The third Columban from this parish Martin Noone went to Mindanao in the Philippines in 1938. Japanese forces attacked the American fleet in Pearl Harbor on 8 December 1941.

Over the following months they occupied the Philippines reaching Mindanao in May 1942. Most of the people took to the hills and for the next three years the priests lived with them, depending on them for food and shelter and enduring the same dangers.


Those years broke down the barriers between foreign priests and the Filipino people. Martin became very interested in the history of the country and wrote three books. One of them, The Islands Saw It, The Discovery and Conquest of the Philippines 1521-1581, is a classic.

We can’t speak of Archbishop Dooley and forget his sister Berchmans. She was one of the first Columban Sisters to go to the US in 1930. Three of them sailed to China in 1935. Sr Berchmans was in Nancheng when the Japanese bombed and captured it in 1942. After the war she returned to the US. She died on 10 June 2007 at the age of 97.

Christ was lifted up, on the Cross, and in the Resurrection, and drew us all to himself. Michael Moran, John Dooley, Martin Noone, and Berchmans Dooley were all lifted up by danger and suffering. They drew many people to Christ.

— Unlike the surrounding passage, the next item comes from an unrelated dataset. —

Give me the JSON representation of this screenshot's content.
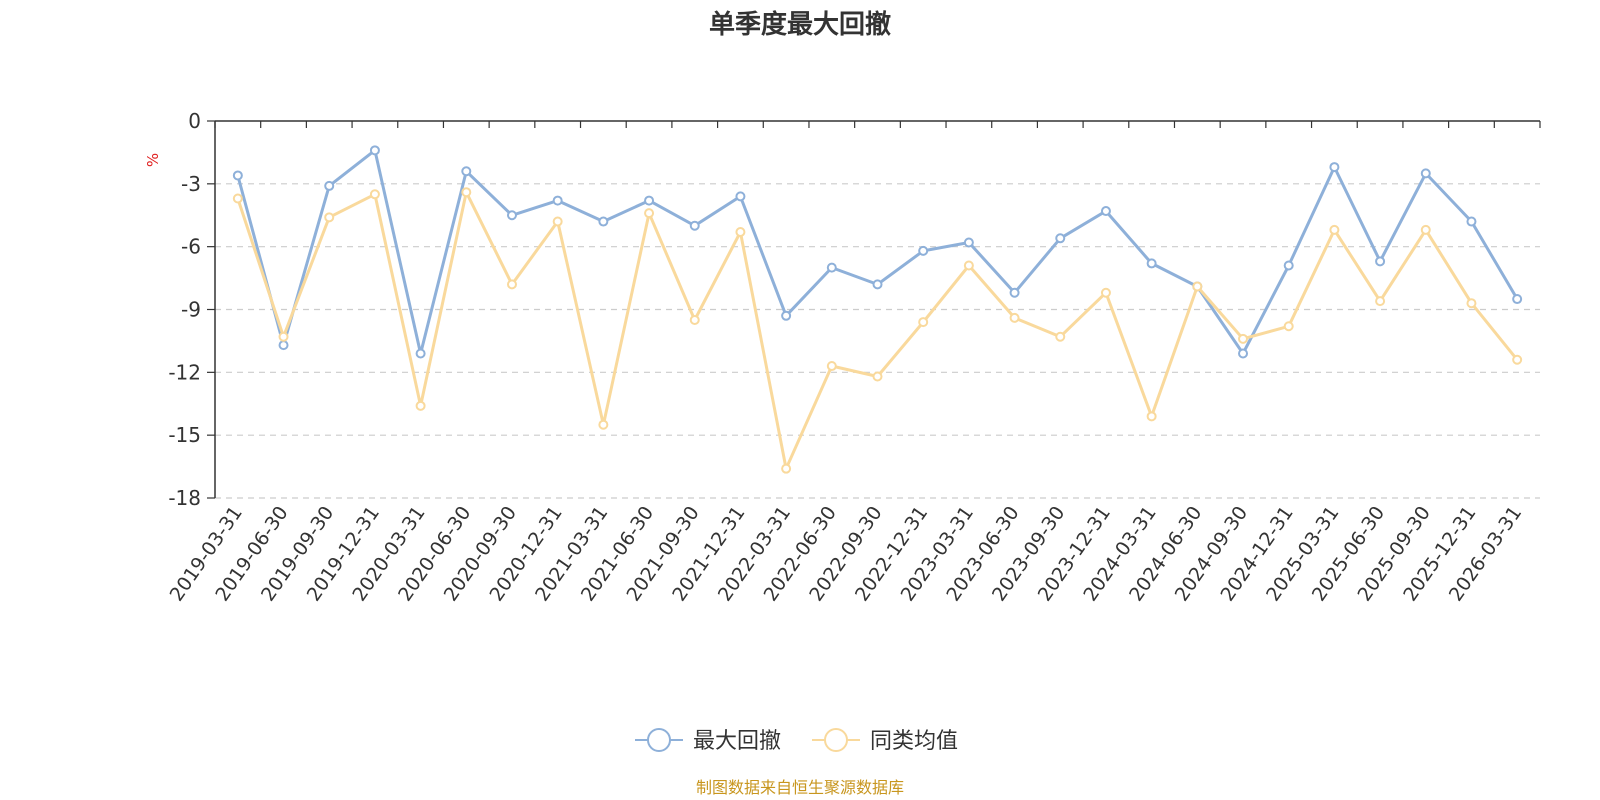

The church is alive in China, Vietnam, and the Philippines. The Communist government turned Michael Moran’s church in Nanfeng into a kindergarten. Now it is a church again with its own priest. Vietnam has nearly 7,000,000 Catholics in a population of 90,000,000 but the seminaries are full. The Philippines has a population of 92 million and 74,000,000 of those are Catholic.

Now it is our turn to be lifted up. I hope we won’t be bombed or starved. We have other, milder ways to draw people to Christ.

One of my favourite memories of the old priests where I live, in the other Dalgan Park, is of Dermot and Peter. Dermot had been a power in the church but later Alzheimer’s set in. He couldn’t remember the way back to his room. As he left the refectory I saw Peter touch his elbow, turning him in the right direction.

There are many Dermots in our world. Some are old, others only teenagers, others migrants, some even still in the womb.

The attractive image of my uncle drew me to the priesthood. But even before him my parents gave me an image of Christ by the way they lived. I still remember the day my mother was rushed to hospital. It’s a special memory for it was the first time that I realized how much she meant to my father.

We are celebrating four missionaries from this parish. Christ looks at all the missionaries in this parish, all the mammies and daddies and teachers. And I think he likes what he sees.